INDIANAPOLIS, Ind. - As lawmakers prepare to return to the Statehouse, there is a focus on what will be done to keep strong teachers in Indiana classrooms.
While the state teachers union is pushing for raises in 2019, it is unclear whether the governor will support action on this right away.
Governor Eric Holcomb outlined his legislative priorities last week. His list includes increasing K-12 funding, but there is no specific mention of teacher compensation. On Monday morning, the Indiana State Teachers Association president shared what their group will be aiming for in the upcoming session.
"We need to pay competitive wages to not only attract quality teachers but to keep them," said Teresa Meredith, ISTA president and teacher. "Right now, that’s not happening."
Meredith said teachers are leaving for neighboring states where salaries are better.

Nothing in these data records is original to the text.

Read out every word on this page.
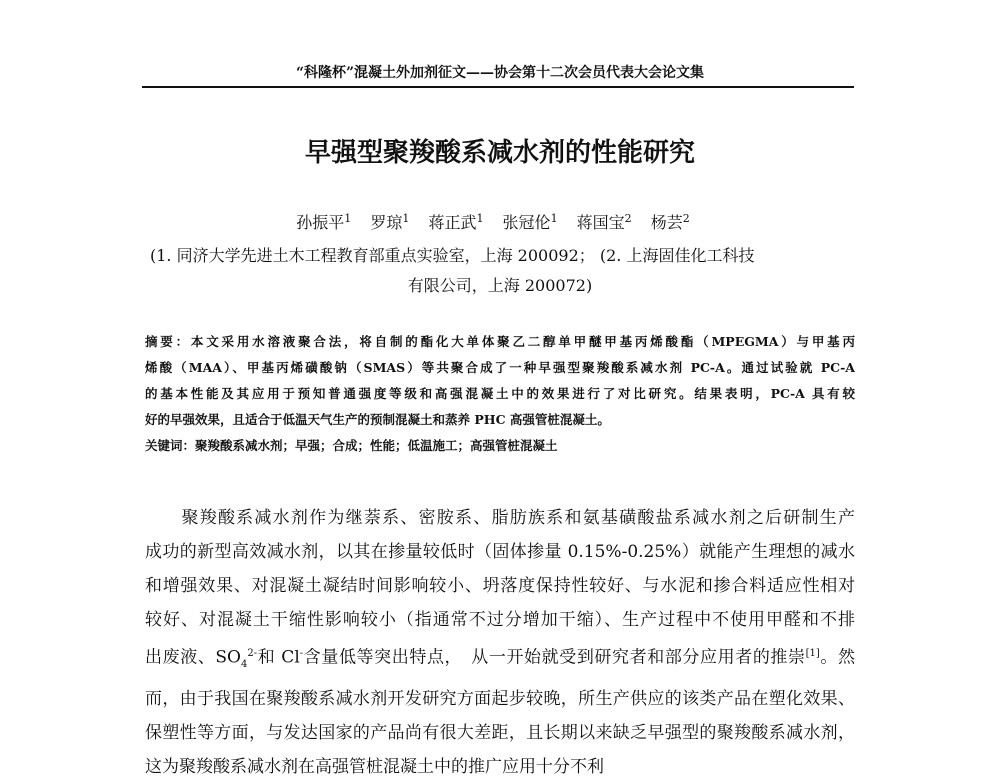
“科隆杯”混凝土外加剂征文——协会第十二次会员代表大会论文集
早强型聚羧酸系减水剂的性能研究
孙振平$^1$ 罗琼$^1$ 蒋正武$^1$ 张冠伦$^1$ 蒋国宝$^2$ 杨芸$^2$
(1. 同济大学先进土木工程教育部重点实验室，上海 200092； (2. 上海固佳化工科技
有限公司，上海 200072)
摘要：本文采用水溶液聚合法，将自制的酯化大单体聚乙二醇单甲醚甲基丙烯酸酯（MPEGMA）与甲基丙
烯酸（MAA）、甲基丙烯磺酸钠（SMAS）等共聚合成了一种早强型聚羧酸系减水剂 PC-A。通过试验就 PC-A
的基本性能及其应用于预知普通强度等级和高强混凝土中的效果进行了对比研究。结果表明，PC-A 具有较
好的早强效果，且适合于低温天气生产的预制混凝土和蒸养 PHC 高强管桩混凝土。
关键词：聚羧酸系减水剂；早强；合成；性能；低温施工；高强管桩混凝土
　　聚羧酸系减水剂作为继萘系、密胺系、脂肪族系和氨基磺酸盐系减水剂之后研制生产
成功的新型高效减水剂，以其在掺量较低时（固体掺量 0.15%-0.25%）就能产生理想的减水
和增强效果、对混凝土凝结时间影响较小、坍落度保持性较好、与水泥和掺合料适应性相对
较好、对混凝土干缩性影响较小（指通常不过分增加干缩）、生产过程中不使用甲醛和不排
出废液、$SO_4^{2-}$和 Cl-含量低等突出特点，　从一开始就受到研究者和部分应用者的推崇[1]。然
而，由于我国在聚羧酸系减水剂开发研究方面起步较晚，所生产供应的该类产品在塑化效果、
保塑性等方面，与发达国家的产品尚有很大差距，且长期以来缺乏早强型的聚羧酸系减水剂，
这为聚羧酸系减水剂在高强管桩混凝土中的推广应用十分不利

"This issue can't wait," Meredith said. "We expect action in 2019."
Gov. Holcomb share similar concerns during his press event last week but stopped short of calling for immediate change.
"We look to over the next two biennium, 2019 and 2021, get the state of Indiana in a place where we can provide a significant increase to our teacher salaries," Holcomb said. "We want to do it right and it’s a big number. We have some ground to make up here."
But, Meredith emphasized educators feel a sense of urgency with this.
"Elected leaders must do more to declare teacher compensation a priority," Meredith said.
According to the National Education Association, Indiana teachers had an average salary of $54,308 in 2017. Michigan, Ohio, Wisconsin and Illinois all have higher average salaries. Indiana is ahead of Kentucky when it comes to teacher pay.
But, the request for teachers raises from ISTA comes at a time when the state is also hoping to address the finances of the struggling Department of Child Services.
"We do know there will be serious pull in addressing those needs in DCS," Holcomb said. "We can’t look the other way."
The ISTA president said they will take the lead from their members when it comes to any demonstrations like walkouts, depending on how things develop at the Statehouse.